Martin Lewis, the personal finance expert, has issued a warning to savers with private pensions, urging them not to rush into withdrawing money ahead of upcoming changes to the access age. During an appearance on ITV's This Morning, Lewis provided a 'rough guide' to the modifications, emphasizing: 'Please don't read this as a call to rush money out while you can.'
Key Changes to Private Pension Access Age
The current state pension age in the UK is 66 for both men and women, but this is set to increase to 67 between April 2026 and March 2028. This shift also affects the age at which individuals can access lump sums from their private pensions. Lewis explained: 'I was asked today on This Morning... with the age you can normally take money out of a private pension rising from 55 to 57 on 6 April 2028, what happens to people who take money out at 55 or 56 in the year before the age rises?'
According to Lewis, the general rule is that if you have already taken steps to access part of your pension by 6 April 2028—such as designating money into drawdown or buying an annuity—those payments can continue after the age rises, even if you are only 55 or 56. However, any uncrystallised pension money not dealt with by that date will typically need to wait until age 57 to be accessed.
Advice for Savers
Lewis stressed that his comments should not be interpreted as a recommendation to withdraw money hastily. He noted: 'Often, leaving money in a pension for longer, so it can keep growing may be the better move.' He also highlighted the importance of seeking professional advice: 'Most important though, there are many other different elements to this and special rules for certain products so before taking pension money for the first time, always get free guidance from MoneyHelper Pension Wise service.'
Lewis also shared a personal revelation: 'It dawned on me I'm in this category, as I'll be 55 in May 2027. I can't quite get it through my head that I'll be old enough to take pension money out next year. When the hell did that happen!!!'
Expert Insights on Early Pension Access
Recently on BBC Morning Live, personal finance specialist Laura Pomfret discussed the trend of savers accessing their pensions early. She noted that research from the Pensions Commission showed that almost a third of people are accessing their pension pots at the earliest opportunity. Common reasons include paying off debts, mortgages, or helping family members.

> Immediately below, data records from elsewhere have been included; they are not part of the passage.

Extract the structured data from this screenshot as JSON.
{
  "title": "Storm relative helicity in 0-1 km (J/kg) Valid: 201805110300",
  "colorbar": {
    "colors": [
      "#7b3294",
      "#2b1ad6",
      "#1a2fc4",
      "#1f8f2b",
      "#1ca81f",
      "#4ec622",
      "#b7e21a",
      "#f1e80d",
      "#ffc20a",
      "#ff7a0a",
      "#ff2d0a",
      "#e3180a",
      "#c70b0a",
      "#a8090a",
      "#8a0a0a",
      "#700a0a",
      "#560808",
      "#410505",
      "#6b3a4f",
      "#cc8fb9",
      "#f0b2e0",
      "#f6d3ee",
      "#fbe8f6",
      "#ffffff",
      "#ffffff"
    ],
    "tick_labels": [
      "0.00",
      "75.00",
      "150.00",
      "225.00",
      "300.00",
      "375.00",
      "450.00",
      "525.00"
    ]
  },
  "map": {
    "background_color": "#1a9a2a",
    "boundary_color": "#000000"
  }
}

Pomfret warned: 'Taking money early can have a knock-on effect... It's got less money in it to grow and it may leave you with not enough when you reach retirement because the current state pension age is 66.' She added that the state pension age will increase to 67 over the next two years, and the earliest private pension access age will rise from 55 to 57 in April 2028. This could cause concern for those who access their pensions early, potentially leaving them short later in life.